Any time an idea becomes too deeply entrenched in someone’s mind that they stop listening to outside opinions things have the potential to become dangerous. We can all disagree about various topics or approaches but the conversation hopefully always remains civil and friendly. If we lose that then bad things start happening.
The new movie Salvation Boulevard, based on a book of the same name, is about just such a rivalry that goes south. Pastor Dan Day (Pierce Brosnan) is a revivalist preacher with a fiercely loyal following of people who believe he can do no wrong. In the press his chief rival is Dr. Paul Blaylock (Ed Harris), a scientist who is constantly sparring with Day over the two’s contrary world views. One day their friendly competition goes a bit far and, ultimately, complicates the life of Carl (Greg Kinnear), one of Day’s congregation who knows the bad things Day has done but who doesn’t exactly find a receptive audience in the people from the church.
The first poster for the movie was kind of corny and ridiculous. A big set of praying hands are holding Kinnear in their grasp, a shocked expression Photoshopped on his face. Those hands are surrounded by a ring of faces of the other major cast members while the copy “Faith alone doesn’t cut it anymore” manages to be both unfunny AND blasphemous, a nice trick to pull off.
The first trailer starts out by introducing us to Carl, who’s held up as a shining example of Pastor Dan’s teachings. The both of them go to visit Blaylock, who wants to co-write a book that contrasts their world views. But then Dan shoots Blaylock, later blaming Carl for what he says was an accidental shooting. Carl of course denies it and points the finger at Dan but everyone around him, from his own wife to his best friend, doesn’t believe him, insisting that he needs to just confess what he did.
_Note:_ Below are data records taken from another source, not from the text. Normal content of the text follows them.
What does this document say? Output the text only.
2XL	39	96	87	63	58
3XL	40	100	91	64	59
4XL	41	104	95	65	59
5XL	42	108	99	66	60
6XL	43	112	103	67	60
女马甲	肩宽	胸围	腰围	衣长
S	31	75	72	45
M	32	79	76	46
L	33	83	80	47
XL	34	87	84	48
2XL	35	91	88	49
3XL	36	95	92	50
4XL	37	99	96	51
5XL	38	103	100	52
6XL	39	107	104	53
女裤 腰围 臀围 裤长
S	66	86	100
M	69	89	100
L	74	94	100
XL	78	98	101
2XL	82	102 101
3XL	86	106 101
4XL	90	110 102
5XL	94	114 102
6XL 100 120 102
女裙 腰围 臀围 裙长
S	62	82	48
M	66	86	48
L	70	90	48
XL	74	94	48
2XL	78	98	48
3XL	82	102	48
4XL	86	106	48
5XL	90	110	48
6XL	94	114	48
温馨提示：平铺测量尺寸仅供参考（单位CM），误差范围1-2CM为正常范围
It’s pretty funny, obviously playing the Pastor Dan character for laughs and Brosnan seems to go all in on the portrayal, which is good. I’m kind of liking the vibe this trailer gives off, which is tongue-in-cheek to an extreme, but am unsure how that’s going to play for the entire feature length.
Coming from IFC Films means the official website for the movie isn’t all that robust. Just the poster, a Photo Gallery, the Trailer and some Clips along with a cast list and plot descriptions.
Advertising and Cross-Promotions
Nothing that I’ve been exposed to.
Media and Publicity
The movie debuted at the 2011 Sundance Film Festival as one of a handful that looked at different forms of faith (Los Angeles Times, 1/27/11), a debut that was good enough to warrant a speedy pickup for distribution by IFC Films and Sony (Hollywood Reporter, 1/27/11).
That’s about it, though.
Certainly nothing big and the expectations can’t be very great but it’s not bad. There’s nothing here that comes off as super inventive and it’s not going to light the world on fire but it might connect with an on-demand audience who’s looking to check out an irreverent take on the televangelist concept.